Figure 3 Tree representation of the example script

2.3General feasibility of CPL

CPL is a simple but powerful tool for IP telephony service implementation. It is concentrated in basic call control functions, but it is possible to create extensions – some of them already available – for different kinds of advanced services. Of course CPL isn’t a programming language, so constructions like loops aren’t possible and all the features must be actually implemented outside the scripts.

CPL is based on XML, which is a widely accepted industry standard. This, along with its general simplicity, provides a good starting point for its utilization. First of all, people already familiar with XML can easily adopt CPL. Even with minimal knowledge of XML it is possible to start writing CPL scripts. It is also possible to generate scripts automatically. Generation could be based on simple, standard text-processing languages. From other types of XML documents, XSLT (eXensible Style Language Translation) transformations could apparently be used. Because of its tree representation CPL (and XML) can be expressed and edited also graphically. With GUI (Graphical User Interface) based editors also people not so familiar with the syntax can create and edit services. Users could upload their own CPL scripts using SIP registration messages, HTML forms, FTP, or whatever method seems proper.

Things like scalability, stability and security depend much on the implementation of the CPL server. However, because of the limited expression power the language, these problems are more easily treated. Scripts can be exhaustively validated upon their uploading, so in principle malicious or erroneous code can be eliminated. Also the lack of loops and other more complex programming structures makes CPL scripts potentially more compact.

CPL execution is already implemented at least in a few SIP proxy servers [6]. There are also plenty of XML editors available and recently even some specialized CPL editors. Some service creation environments are based on automatic CPL generation.

3Common Gateway Interface for SIP

SIP-CGI (Common Gateway Interface for SIP) [7] is an interface for running arbitrary programs from a SIP proxy server or similar software. Since SIP borrows a lot from HTTP, also the CGI interface is adopted. Of course, the technical specification is different, but the basic idea is similar to HTTP-CGI.

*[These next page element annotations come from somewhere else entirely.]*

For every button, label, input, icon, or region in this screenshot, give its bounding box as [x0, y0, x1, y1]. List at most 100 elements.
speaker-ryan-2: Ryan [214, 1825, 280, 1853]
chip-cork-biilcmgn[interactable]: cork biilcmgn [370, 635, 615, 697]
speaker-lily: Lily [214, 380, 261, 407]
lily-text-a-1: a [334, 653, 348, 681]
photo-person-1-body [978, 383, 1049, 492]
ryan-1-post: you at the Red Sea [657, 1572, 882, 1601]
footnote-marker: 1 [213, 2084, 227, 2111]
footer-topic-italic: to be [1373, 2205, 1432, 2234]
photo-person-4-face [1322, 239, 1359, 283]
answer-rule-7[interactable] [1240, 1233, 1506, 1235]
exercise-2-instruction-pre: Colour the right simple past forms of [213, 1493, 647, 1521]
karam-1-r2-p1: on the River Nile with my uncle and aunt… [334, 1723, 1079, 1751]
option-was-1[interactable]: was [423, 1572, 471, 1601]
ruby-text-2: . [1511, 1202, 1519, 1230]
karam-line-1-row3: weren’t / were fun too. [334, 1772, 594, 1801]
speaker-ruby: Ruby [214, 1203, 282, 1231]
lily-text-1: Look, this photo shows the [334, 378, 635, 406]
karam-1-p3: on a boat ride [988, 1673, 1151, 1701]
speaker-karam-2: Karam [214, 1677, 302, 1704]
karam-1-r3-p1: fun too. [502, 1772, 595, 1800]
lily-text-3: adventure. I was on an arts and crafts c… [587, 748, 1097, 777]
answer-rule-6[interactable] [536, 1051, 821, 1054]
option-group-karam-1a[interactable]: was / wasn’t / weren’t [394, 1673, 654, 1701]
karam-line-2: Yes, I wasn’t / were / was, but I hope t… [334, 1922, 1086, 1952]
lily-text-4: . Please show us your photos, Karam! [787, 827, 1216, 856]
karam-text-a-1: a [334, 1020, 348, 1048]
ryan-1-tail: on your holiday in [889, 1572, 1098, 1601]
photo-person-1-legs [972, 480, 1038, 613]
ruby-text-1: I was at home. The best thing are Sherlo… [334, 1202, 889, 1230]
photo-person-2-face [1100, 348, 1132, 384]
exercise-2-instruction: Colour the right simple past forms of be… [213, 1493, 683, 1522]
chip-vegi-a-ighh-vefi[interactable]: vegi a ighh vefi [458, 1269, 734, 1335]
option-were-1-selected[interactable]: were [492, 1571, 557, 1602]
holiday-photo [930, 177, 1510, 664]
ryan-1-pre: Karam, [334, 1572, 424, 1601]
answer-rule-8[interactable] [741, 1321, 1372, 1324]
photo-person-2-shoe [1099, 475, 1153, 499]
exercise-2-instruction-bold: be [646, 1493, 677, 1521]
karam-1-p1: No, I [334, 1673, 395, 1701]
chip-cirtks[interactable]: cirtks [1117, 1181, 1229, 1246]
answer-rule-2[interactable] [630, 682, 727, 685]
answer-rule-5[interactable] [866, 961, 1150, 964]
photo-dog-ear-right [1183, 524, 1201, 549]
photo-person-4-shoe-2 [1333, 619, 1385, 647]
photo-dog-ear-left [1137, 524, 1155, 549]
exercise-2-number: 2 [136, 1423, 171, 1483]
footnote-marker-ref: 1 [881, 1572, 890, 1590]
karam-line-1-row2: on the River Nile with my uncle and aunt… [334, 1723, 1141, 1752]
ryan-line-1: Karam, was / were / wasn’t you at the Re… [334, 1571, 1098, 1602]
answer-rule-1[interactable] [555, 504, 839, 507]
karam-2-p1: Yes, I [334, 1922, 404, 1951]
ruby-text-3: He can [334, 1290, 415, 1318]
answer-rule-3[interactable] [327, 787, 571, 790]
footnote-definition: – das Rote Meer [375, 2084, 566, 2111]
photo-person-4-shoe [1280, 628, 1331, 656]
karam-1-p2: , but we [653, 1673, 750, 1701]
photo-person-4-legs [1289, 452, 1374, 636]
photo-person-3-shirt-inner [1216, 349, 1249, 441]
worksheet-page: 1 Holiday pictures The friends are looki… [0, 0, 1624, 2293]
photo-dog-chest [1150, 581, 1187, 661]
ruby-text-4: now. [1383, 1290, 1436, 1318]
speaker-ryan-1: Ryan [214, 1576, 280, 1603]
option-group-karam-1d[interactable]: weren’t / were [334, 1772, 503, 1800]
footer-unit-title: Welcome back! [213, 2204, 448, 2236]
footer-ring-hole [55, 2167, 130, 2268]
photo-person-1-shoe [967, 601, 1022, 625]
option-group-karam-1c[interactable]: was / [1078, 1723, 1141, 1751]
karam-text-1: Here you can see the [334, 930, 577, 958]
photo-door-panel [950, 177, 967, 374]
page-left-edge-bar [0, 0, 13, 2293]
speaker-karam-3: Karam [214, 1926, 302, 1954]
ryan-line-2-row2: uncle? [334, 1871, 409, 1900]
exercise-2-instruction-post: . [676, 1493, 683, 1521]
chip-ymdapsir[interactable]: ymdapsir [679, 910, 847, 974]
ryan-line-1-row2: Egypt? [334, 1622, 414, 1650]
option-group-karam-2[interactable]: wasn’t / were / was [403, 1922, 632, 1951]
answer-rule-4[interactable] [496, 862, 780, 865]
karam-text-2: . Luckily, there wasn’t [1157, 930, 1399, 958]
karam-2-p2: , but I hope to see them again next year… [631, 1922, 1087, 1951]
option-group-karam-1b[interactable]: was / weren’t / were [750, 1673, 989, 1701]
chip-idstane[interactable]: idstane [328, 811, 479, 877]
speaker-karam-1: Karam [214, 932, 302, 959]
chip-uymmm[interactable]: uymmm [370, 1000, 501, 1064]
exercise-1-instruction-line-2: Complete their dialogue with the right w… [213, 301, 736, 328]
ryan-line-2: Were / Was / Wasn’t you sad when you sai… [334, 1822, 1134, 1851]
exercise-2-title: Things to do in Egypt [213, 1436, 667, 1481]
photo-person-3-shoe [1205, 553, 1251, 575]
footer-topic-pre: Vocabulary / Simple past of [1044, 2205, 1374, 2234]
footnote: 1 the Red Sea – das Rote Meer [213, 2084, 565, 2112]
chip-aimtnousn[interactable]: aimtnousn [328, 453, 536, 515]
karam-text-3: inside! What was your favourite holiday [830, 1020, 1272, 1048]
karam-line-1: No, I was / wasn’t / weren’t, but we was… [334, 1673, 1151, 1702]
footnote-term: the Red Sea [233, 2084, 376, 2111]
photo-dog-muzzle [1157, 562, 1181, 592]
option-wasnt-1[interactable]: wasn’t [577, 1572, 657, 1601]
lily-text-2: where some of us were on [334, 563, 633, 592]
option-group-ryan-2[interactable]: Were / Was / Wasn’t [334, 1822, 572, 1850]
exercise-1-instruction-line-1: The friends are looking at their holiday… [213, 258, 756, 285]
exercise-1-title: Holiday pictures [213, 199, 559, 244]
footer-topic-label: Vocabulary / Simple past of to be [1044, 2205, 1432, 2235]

When the server decides to invoke a SIP-CGI script, it executes it as a normal process in the underlying operating system. It then uses standard input and output (stdin, stdout) and environment variables to exchange information with the process. Script status throughout invocations is maintained with special tokens.

3.1Input and metadata

The header fields (with some exceptions, such as potentially sensitive authorization information) of the received SIP message are passed to the script as metavariables. In practice, metavariables are represented by the operating system environment variables. Each SIP header field name is converted to upper case, has all occurrences of “–” replaced by “_”, and has SIP_ prepended to form the metavariable name. For example Contact header would be represented by SIP_CONTACT metavariable. The values of the header fields are converted to fit the requirements of the environment variables. Similar transformations are applied for other protocols.

There are some additional metavariables that are passed to the script. Some of them are derived from the header fields or even match the values of the fields. This redundancy is for the script to distinguish between information from the original header fields and information synthesized by the server.